Que si bien evidencian una clara hipocresía, demuestran también un alto grado de improvisación, desintelilgencias e impericia de los responsables de áreas sensibles del Estado.

El control de la inflación, las inversiones que llegarían una vez que nos reinsertáramos –de rodillas- en el mundo, el equilibrio de la balanza comercial, la contención del dólar sin impacto alguno en la formación de precios internos, el impulso a las PyMEs con la consecuente generación de empleo, el resarcimiento de la deuda con los jubilados y la yapa del 82% móvil.

Se trata sólo de unos pocos ejemplos en el campo económico, que encuentran otros muchos en lo social y cultural.

Un futuro para pocos

El porvenir no puede pretenderse distinto a lo hasta hoy registrado, en tanto se mantenga una política en favor de los ricos para que acrecienten sus fortunas, de los especuladores para que fuguen sus ganancias y de sometimiento a los mandatos de los organismos financieros internacionales.

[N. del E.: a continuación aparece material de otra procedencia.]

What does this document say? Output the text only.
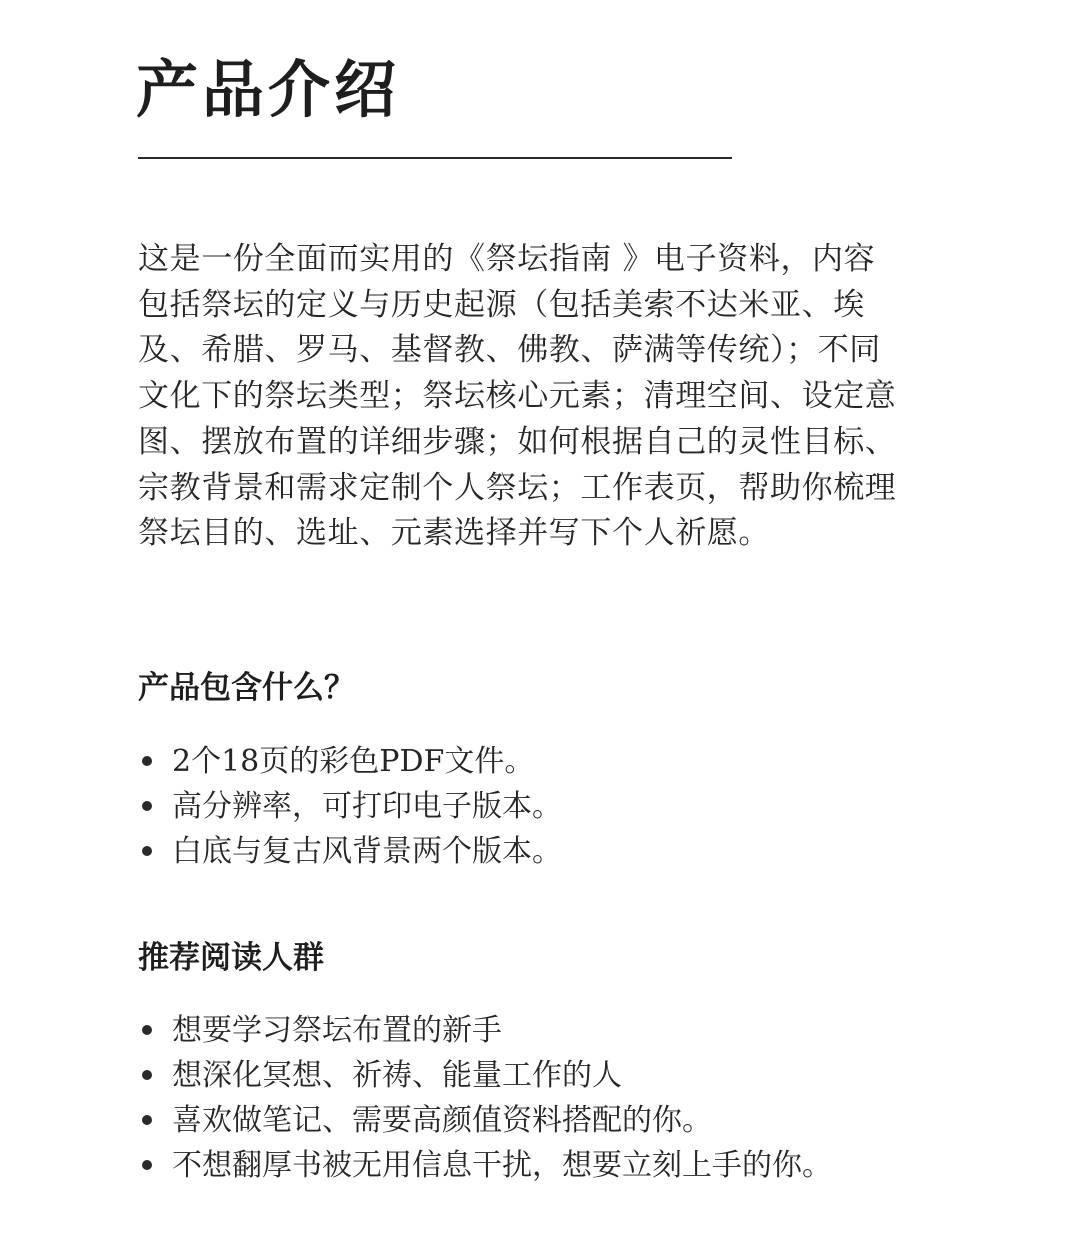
产品介绍

这是一份全面而实用的《祭坛指南 》电子资料，内容包括祭坛的定义与历史起源（包括美索不达米亚、埃及、希腊、罗马、基督教、佛教、萨满等传统）；不同文化下的祭坛类型；祭坛核心元素；清理空间、设定意图、摆放布置的详细步骤；如何根据自己的灵性目标、宗教背景和需求定制个人祭坛；工作表页，帮助你梳理祭坛目的、选址、元素选择并写下个人祈愿。

产品包含什么？
2个18页的彩色PDF文件。
高分辨率，可打印电子版本。
白底与复古风背景两个版本。
推荐阅读人群
想要学习祭坛布置的新手
想深化冥想、祈祷、能量工作的人
喜欢做笔记、需要高颜值资料搭配的你。
不想翻厚书被无用信息干扰，想要立刻上手的你。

Un país que expulsa a los científicos que ha formado, que renuncia a un desarrollo industrial imprescindible para lograr un crecimiento sostenible, que favorece la precarización y deslaboralización del trabajo. Esto también es el cambio.

Es el modelo neocolonial que nos proponen los vecinos de enfrente de la grieta, para unos pocos, muchos menos de lo que creen algunos que confían en que para ellos se tenderán puentes meritocráticos que los salvará de la exclusión.

La Argentina subterránea

El cerco mediático comienza a ceder y cada vez son más los que se percatan de lo falaz de un discurso pobre, en palabras tanto como en gestos y piruetas de torpes malabaristas que niegan lo evidente, lo que vemos y padecemos a diario.

Plantear la pesada herencia, las turbulencias externas y un pretendido honesto deseo de alcanzar las metas gradualmente, como excusa que explique una crisis que no existía al comienzo de este gobierno y con la que se quiere legitimar nuevos ajustes –impuestos y monitoreados por el FMI- que harán más crítica la situación del pueblo, no tiene visos de prender en el imaginario social.

Han aumentado los conflictos sociales, pero a la par mejoraron los niveles de organización y se multiplicaron las expresiones de una voluntad de unidad tanto en el campo político como gremial y sectorial de los perdedores de este Modelo de cambio.

En esta semana fueron claras muestras de ello la solidaridad de todo el arco sindical con motivo de la brutal –e injustificable- represión a los trabajadores del subte, como la respuesta a la convocatoria al Obelisco el 25 de mayo que concitó la presencia de más de un millón de personas para defender a la Patria en peligro.

Supo interpretar Raúl Scalabrini Ortiz aquel 17 de Octubre como el subsuelo de la Patria sublevada, pero también nos advirtió: no olvidemos que toda obra grande es producto de la acción, no de la meditación ni de la esperanza.

Existe una Argentina subterránea tributaria de tradiciones de luchas incansables en defensa de nuestra independencia, soberanía y justicia social.

Va asomando entre la hojarasca de los amanuenses de las Corporaciones, pero más temprano que tarde se abrirá camino y ya en la superficie arrasará con todo lo que se oponga a la grandeza de la Nación y a la felicidad del Pueblo.